As the number of rooms increases, the price of the house increases

# Analysis of Malvern Houses

I stayed in the suburb of Malvern in Melbourne for quite some time. Would be interested to know how the house prices varied

In [None]:
houses_Malvern = houses_2[houses_2.Suburb == 'Malvern']

In [None]:
houses_Malvern.head()

In [None]:
features,features_all = extract_features(houses_Malvern)

houses_Malvern = label_encode_dataset(features,houses_Malvern)
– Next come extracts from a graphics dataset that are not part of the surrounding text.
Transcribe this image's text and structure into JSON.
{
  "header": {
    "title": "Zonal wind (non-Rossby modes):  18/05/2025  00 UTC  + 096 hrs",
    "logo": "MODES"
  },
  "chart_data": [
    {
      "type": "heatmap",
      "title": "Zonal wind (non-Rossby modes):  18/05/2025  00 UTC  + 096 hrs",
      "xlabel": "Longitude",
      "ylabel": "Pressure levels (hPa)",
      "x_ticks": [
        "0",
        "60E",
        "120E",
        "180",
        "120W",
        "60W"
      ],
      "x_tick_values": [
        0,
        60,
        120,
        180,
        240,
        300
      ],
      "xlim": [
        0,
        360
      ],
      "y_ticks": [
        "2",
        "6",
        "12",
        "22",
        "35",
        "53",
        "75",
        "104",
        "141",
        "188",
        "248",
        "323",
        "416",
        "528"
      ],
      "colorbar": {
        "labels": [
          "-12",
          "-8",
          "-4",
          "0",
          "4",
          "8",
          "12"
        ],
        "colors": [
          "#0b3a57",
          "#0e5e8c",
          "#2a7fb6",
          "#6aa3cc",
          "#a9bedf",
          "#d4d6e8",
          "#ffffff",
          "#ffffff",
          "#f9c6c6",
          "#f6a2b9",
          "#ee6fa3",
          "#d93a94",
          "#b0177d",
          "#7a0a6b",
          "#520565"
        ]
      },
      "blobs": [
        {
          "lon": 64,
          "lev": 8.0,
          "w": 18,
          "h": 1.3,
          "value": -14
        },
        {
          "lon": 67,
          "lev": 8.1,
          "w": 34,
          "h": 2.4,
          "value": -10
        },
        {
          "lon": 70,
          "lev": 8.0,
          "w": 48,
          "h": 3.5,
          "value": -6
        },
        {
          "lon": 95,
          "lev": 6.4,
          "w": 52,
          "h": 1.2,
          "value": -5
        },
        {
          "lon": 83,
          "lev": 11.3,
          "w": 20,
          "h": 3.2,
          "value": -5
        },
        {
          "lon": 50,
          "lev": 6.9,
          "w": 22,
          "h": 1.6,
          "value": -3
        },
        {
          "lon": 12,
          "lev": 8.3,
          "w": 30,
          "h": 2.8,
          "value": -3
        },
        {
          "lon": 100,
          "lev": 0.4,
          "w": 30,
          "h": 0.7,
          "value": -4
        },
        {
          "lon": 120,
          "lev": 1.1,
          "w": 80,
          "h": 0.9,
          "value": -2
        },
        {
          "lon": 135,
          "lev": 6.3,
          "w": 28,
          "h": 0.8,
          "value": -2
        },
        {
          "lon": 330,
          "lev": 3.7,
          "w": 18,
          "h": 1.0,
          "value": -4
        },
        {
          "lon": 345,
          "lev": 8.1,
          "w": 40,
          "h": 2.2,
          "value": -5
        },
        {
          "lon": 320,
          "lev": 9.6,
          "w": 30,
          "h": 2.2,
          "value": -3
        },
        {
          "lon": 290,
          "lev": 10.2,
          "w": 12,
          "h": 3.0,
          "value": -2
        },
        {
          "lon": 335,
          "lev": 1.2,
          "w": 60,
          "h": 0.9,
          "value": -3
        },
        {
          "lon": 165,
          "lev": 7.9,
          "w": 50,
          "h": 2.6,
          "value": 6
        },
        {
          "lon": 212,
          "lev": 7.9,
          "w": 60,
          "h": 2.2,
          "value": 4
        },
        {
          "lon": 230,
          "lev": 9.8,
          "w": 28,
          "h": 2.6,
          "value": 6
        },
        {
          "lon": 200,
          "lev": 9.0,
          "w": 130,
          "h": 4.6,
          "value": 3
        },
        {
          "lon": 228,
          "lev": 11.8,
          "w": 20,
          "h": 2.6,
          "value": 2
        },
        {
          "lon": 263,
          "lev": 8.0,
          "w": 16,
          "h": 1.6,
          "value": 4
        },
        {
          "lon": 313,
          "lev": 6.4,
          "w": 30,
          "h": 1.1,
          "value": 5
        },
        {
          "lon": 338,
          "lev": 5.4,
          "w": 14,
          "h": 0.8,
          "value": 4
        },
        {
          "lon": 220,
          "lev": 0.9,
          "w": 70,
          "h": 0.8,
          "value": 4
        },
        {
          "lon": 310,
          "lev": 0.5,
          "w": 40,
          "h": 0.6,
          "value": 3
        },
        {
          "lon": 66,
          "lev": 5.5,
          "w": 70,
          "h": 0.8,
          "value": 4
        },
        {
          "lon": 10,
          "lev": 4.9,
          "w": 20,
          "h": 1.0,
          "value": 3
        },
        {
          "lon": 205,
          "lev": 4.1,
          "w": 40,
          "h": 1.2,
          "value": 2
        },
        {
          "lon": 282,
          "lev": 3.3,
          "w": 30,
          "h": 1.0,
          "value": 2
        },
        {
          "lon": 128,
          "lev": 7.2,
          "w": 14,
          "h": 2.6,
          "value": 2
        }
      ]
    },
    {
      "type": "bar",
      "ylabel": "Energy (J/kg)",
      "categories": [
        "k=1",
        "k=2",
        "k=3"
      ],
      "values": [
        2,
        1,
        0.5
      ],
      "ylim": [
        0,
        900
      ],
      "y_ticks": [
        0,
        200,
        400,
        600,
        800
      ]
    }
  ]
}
houses_Malvern = houses_Malvern[features_all]
houses_Malvern = houses_Malvern.fillna(0)
houses_Malvern2  = houses_Malvern.copy()
cols_to_remove = ['Price','Date']
features2= list(set(features_all).difference(set(cols_to_remove)))
houses_Malvern = houses_Malvern[features2]

## SHAP analysis

In [None]:
# load JS visualization code to notebook
shap.initjs()

# visualize the first prediction's explanation
explainer = shap.TreeExplainer(model)

shap_values2 = explainer.shap_values(houses_Malvern)
shap.force_plot(explainer.expected_value, shap_values2[0,:], val_X.iloc[0,:])

Feature values causing increased predictions are in pink, and their visual size shows the magnitude of the feature's effect. Feature values decreasing the prediction are in blue. The biggest impact comes from `Distance, Type and Suburb`.